Hostility

There’s a new, and highly-reviewed Boondocks anthology. I’ve got a copy and it is indeed very, very good. I like angry humor. I feel like we do indeed have a right to be hostile. Given that we’ve got misogynistic lying bastards in the White House.

On the other hand, I feel genuinely hostile to things that are a little too sincere and treacly. They make me uncomfortable, and then my discomfort makes me uncomfortable. After all, lots of people like that stuff, and my disdain for it probably indicates snobbery. And what if I end up bitter and alone and writing a book about how democracy really isn’t any good and people should be led by their betters, namely me. Where would I be then?

Linky Link

More voting machine trouble. People wonder why the liberals won’t give up about the 2000 election, but there’s plenty of people who still want to study, say, World War II, or the Roman empire, and you don’t say to them “Why don’t you give up trying to figure it out? It’s over!”

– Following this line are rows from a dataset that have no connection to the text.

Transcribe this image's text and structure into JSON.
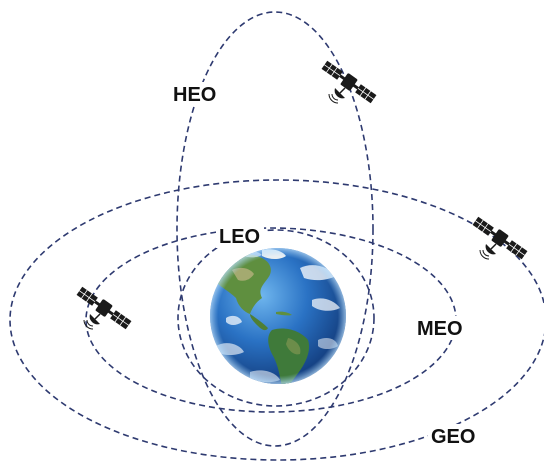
{
  "labels": {
    "heo": "HEO",
    "leo": "LEO",
    "meo": "MEO",
    "geo": "GEO"
  },
  "icons": {
    "earth": "earth-globe",
    "satellite": "satellite"
  },
  "colors": {
    "orbit": "#2e3a70",
    "label": "#111111",
    "ocean": "#1f5fb0",
    "land": "#3f7a3a",
    "satellite": "#1a1a1a"
  }
}
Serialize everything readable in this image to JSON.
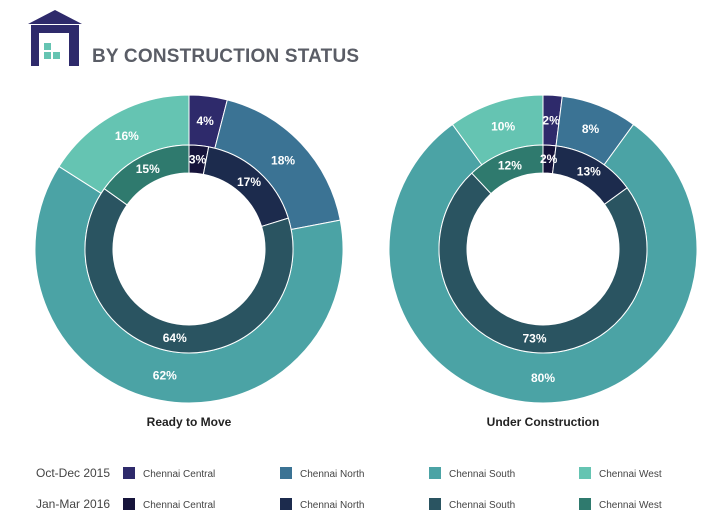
{
  "header": {
    "title": "BY CONSTRUCTION STATUS",
    "logo_icon": "building-icon"
  },
  "colors": {
    "outer": [
      "#2e2a6b",
      "#3b7394",
      "#4ba3a5",
      "#65c4b2"
    ],
    "inner": [
      "#16143b",
      "#1c2b4d",
      "#2a5461",
      "#2f7a6e"
    ],
    "logo": "#2e2a6b",
    "logo_accent": "#65c4b2"
  },
  "legend": {
    "rows": [
      {
        "period": "Oct-Dec 2015",
        "ring": "outer",
        "items": [
          "Chennai Central",
          "Chennai North",
          "Chennai South",
          "Chennai West"
        ]
      },
      {
        "period": "Jan-Mar 2016",
        "ring": "inner",
        "items": [
          "Chennai Central",
          "Chennai North",
          "Chennai South",
          "Chennai West"
        ]
      }
    ]
  },
  "chart_data": [
    {
      "type": "pie",
      "title": "Ready to Move",
      "categories": [
        "Chennai Central",
        "Chennai North",
        "Chennai South",
        "Chennai West"
      ],
      "series": [
        {
          "name": "Oct-Dec 2015",
          "ring": "outer",
          "values": [
            4,
            18,
            62,
            16
          ]
        },
        {
          "name": "Jan-Mar 2016",
          "ring": "inner",
          "values": [
            3,
            17,
            64,
            15
          ]
        }
      ],
      "labels": {
        "outer": [
          "4%",
          "18%",
          "62%",
          "16%"
        ],
        "inner": [
          "3%",
          "17%",
          "64%",
          "15%"
        ]
      }
    },
    {
      "type": "pie",
      "title": "Under Construction",
      "categories": [
        "Chennai Central",
        "Chennai North",
        "Chennai South",
        "Chennai West"
      ],
      "series": [
        {
          "name": "Oct-Dec 2015",
          "ring": "outer",
          "values": [
            2,
            8,
            80,
            10
          ]
        },
        {
          "name": "Jan-Mar 2016",
          "ring": "inner",
          "values": [
            2,
            13,
            73,
            12
          ]
        }
      ],
      "labels": {
        "outer": [
          "2%",
          "8%",
          "80%",
          "10%"
        ],
        "inner": [
          "2%",
          "13%",
          "73%",
          "12%"
        ]
      }
    }
  ]
}
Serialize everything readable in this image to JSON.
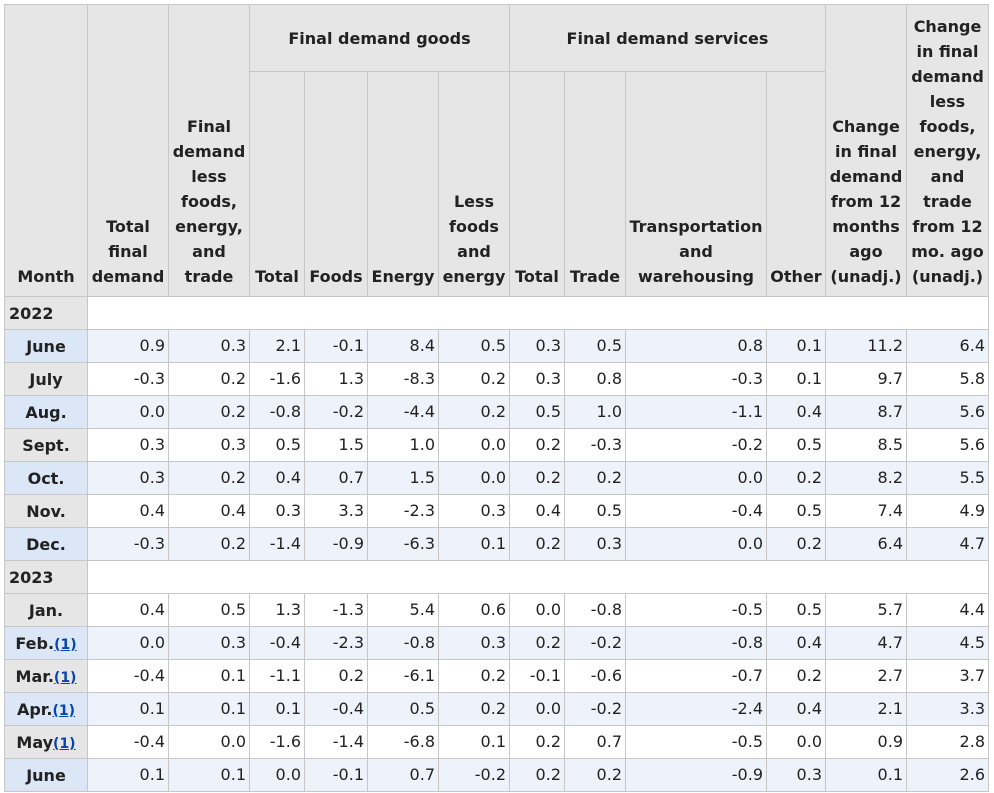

Nor is there a well-organized, well-funded group of people dedicated to thwarting you, like there is for, say, the holocaust or basic science and the evolutionary theory.

Maybe people can take consolation in the fact that the FCC is now going to permit the F word, as long as it doesn’t have to do anything with fucking– you can use it as an adjective, for example, insulting a customer service representative. Although, really, if you’re mean to the CSRs, they won’t be nice and escalate your issue to where it can get fixed.

At large race:
Matt O’Malley, because he has a good platform and a good website to promote it.
Michael F. Flaherty, Maura Hennigan, and Patricia H. White, because the Phoenix likes them. And very much not Roy Owens, who’s a nutjob..

In my district (Eight, Fenway/Back Bay/Kenmore), although I like Carmen Torres because she’s got strong ideas about urban development, I think I’m going to vote for Michael Ross, who has the right kind of experience in urban planning and city management, is younger, and is endorsed by the Phoneix.

For further reference: Candidate Profiles, and Phoneix Endorsements.

Politics in Boston

The single most important issue for me in local politics is housing. A lot of people are in favor of rent control, but I really feel that’s a recipe for disinvestment and disaster. We don’t need to squeeze the landlords, we need more apartments, more condos, more homes. The area has a serious lack of low to moderate priced housing: you can go to the suburbs and get a large house for a 350 and up, or you can live in the city in a condo for 350 and up, but there’s not much under a quarter million.

Some people are opposed to adding apartments, because they think apartment dwellers aren’t invested in their communities. That’s just wrong. The Fenway-area development of new aparment and retail buildings needs to go forward, over the objections of the anti-growth crowd. Yes, it needs to include parking for residents, blah blah blah, but we really need a very large number of units, and scaling it back is not a good idea.

Robert Reich had a good idea about how to make it easier to increase the supply of housing: increase maximum heights, speed up approvals, unify licensing. Designated affordable units in each new development is good, but it’s not enough: we need to increase the actual supply. Also, I have a sneaking suspicion that designated affordable units drive up the price of the other units: you end up with one ‘affordable’ and ten very expensive units and nothing in the middle, which is hard on Average Joe, poor guy. I imagine that a dramatically increased supply of housing would make most of those problems go away.

I also have a sneaking suspicion that all this expensive housing is going to hurt the economy, and not just because it’s a bubble. I find that when I think about buying a house, I look at my finances and think of ways to avoid spending any money at all. Like, college-studenty ways of doing things, like spending no money ever, and washing clothes in the sink to avoid spending a buck fifty on laundry. And that can’t be good for the economy.

RDF, RSS, XML

Yes, my XML feed is broken. I don’t know why. I put in the default one from the MT web page. I think this may be some sort of version issue. Once we upgrade to a new MT then things should work. Until then, well, you’ve got bad XML, I guess. It used to work inconsistently but now seems to work not at all.

Roundup

Not very surprising news: people buy and sell drugs, even when they are in mental hospitals. Everyone knows you can get drugs in prison, but in a hospital, where there’s less security? Gee, you think?
In athletics, there is a history of cheating and doping, and we’re not over it yet by a long shot.

Some people have misperceptions about popular holidays.

Psychologists and sociologists are studying brand loyalty. Wow, psychological attachment created in a social setting is being studied by professionals, and scientific learning is being applied to commerce.

And once again, a lot of people like to live alone. This is a slightly better perspective– CSMonitor describes it as a trend rather than a movement, and explores some of the implications, rather than promoting or decrying it. It’s especially noticeable in places like Boston, San Francisco, and Washington D.C. where there are large numbers of young unmarried people– something like a third of Boston is between 18 and 30.